Kennedy Assassination
For the president's Dallas, Texas, visit on November 22, 1963, Hill was assigned to walk alongside the motorcade as the presidential limo made its way through the city.
As he would later recall, Hill immediately raced to the presidential limo right after the first of Lee Harvey Oswald's three gunshots hit President Kennedy. When Hill finally got his footing on the back of the car, he pushed the first lady, who'd begun climbing onto the trunk of the vehicle, into her seat. Her husband had been fatally shot, and a wound, about the size of a hand's palm, was on the right side of his head. While the dying president lay slumped over in his wife's lap, Hill covered the Kennedys in an effort to protect them from any further fire. The scene, as Hill later described, was horrific.
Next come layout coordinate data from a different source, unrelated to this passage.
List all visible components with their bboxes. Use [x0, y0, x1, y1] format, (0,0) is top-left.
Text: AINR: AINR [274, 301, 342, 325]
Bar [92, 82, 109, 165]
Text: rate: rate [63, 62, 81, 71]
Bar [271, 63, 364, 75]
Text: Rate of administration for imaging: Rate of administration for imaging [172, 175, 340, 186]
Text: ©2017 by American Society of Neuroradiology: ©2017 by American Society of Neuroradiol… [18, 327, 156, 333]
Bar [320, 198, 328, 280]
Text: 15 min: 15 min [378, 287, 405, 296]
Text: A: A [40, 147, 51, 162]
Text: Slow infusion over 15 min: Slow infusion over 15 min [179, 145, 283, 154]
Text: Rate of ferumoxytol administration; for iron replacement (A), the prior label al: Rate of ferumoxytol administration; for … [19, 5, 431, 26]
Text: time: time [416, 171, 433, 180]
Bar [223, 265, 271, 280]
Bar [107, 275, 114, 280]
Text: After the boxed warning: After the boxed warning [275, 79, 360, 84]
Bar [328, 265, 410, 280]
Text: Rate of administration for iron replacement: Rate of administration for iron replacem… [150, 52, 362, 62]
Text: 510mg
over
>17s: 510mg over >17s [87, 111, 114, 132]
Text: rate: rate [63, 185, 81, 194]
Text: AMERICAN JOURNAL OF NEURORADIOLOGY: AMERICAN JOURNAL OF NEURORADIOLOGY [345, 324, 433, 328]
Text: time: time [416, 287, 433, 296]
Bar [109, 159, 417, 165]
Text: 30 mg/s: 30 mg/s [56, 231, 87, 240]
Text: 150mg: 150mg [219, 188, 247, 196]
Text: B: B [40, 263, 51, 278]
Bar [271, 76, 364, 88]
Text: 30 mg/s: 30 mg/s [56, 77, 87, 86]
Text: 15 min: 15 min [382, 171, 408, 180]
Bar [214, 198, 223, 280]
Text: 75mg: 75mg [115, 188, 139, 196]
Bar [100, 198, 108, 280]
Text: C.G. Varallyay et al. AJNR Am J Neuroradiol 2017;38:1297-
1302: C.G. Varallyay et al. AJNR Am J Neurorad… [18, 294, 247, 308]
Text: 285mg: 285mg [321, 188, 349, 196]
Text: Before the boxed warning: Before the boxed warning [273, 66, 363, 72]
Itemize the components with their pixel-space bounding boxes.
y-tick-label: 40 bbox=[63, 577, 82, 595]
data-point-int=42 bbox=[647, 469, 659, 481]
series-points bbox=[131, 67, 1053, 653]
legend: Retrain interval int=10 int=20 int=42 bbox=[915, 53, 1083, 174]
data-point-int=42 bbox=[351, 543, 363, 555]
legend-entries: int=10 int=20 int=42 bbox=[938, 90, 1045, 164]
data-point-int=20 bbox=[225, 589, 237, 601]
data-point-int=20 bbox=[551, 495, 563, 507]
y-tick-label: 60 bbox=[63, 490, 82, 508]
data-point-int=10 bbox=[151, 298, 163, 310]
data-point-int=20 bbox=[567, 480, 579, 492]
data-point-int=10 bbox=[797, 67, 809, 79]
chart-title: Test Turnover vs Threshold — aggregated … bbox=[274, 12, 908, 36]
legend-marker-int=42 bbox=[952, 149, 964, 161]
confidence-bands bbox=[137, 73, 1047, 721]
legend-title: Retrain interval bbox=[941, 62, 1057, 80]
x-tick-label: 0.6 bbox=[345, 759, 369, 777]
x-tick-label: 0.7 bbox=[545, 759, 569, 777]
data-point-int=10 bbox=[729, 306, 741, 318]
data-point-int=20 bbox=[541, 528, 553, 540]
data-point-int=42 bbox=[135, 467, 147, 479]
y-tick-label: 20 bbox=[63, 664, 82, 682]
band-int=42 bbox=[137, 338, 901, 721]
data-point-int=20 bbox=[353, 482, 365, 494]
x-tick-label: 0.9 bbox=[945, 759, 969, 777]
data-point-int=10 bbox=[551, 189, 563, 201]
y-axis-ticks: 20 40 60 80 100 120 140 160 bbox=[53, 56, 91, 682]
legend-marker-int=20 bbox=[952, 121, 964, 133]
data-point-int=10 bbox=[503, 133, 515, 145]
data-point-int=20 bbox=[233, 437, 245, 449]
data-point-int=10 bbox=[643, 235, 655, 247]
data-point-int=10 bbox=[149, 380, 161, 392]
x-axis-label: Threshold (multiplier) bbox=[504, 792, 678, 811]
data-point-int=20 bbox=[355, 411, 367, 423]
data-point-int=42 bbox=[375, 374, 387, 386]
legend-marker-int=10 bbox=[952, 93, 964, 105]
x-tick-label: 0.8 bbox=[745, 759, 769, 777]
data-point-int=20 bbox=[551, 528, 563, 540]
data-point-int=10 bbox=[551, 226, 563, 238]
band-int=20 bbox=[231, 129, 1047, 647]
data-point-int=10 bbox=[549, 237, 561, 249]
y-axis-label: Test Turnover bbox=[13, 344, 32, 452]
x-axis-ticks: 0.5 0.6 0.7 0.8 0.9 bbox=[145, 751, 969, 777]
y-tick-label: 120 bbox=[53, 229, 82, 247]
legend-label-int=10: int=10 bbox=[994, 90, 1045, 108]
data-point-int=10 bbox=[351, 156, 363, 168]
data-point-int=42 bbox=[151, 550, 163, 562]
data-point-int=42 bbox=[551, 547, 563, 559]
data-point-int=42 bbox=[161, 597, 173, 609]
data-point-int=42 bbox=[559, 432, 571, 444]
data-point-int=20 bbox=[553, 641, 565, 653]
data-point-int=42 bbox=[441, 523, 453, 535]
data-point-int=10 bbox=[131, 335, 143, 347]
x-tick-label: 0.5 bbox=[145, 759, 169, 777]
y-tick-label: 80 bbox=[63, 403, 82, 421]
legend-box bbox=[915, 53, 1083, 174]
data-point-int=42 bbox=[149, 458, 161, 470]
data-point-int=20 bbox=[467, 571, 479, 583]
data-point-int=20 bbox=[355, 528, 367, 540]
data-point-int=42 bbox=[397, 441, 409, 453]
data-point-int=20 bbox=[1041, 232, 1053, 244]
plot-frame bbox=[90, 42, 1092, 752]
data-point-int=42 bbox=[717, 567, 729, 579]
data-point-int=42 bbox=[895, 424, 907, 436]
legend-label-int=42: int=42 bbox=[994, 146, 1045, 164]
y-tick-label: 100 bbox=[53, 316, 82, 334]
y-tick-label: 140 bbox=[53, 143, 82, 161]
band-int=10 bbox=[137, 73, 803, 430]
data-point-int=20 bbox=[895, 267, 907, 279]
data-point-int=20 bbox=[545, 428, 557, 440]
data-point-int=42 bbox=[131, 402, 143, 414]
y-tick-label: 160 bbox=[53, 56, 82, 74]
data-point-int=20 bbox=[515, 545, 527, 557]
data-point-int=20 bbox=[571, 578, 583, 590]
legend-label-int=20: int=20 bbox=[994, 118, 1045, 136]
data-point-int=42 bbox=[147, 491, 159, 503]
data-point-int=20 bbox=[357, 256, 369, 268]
"The [president's] skull … it looked like somebody had taken an ice cream scoop and gone in there and just removed a whole portion of the brain and thrown it around the back of the car," Hill told one interviewer. "The back of the car and she were covered in blood and brain."
Later Years
For his actions during the tragic event, Clint Hill was lauded for his bravery—even cited by the administration of President Lyndon B. Johnson at a public ceremony—but he was afflicted with turmoil over what had happened, plagued with guilt that he hadn't done enough to save the president. He worked for Jackie Kennedy for another year, and managed to continue on with the Secret Service until his retirement in 1975.
Over the next several years, Hill struggled with stress-related health issues in the aftermath of the assassination. “He was suffering from what is currently known as PTSD from the horrific tragedy he witnessed," said Lisa McCubbin, co-author of his memoir, Mrs. Kennedy and Me, which was published in April 2012 and became a New York Times best seller. "His PTSD was never treated and he received no time off after the assassination, but instead was faced with protecting the widow for a full year following the assassination. He did this honorably, with dignity, and with steely courage, suffering silently. “
In November 2013, Hill published a second critically acclaimed book, Five Days In November, which also became a best seller.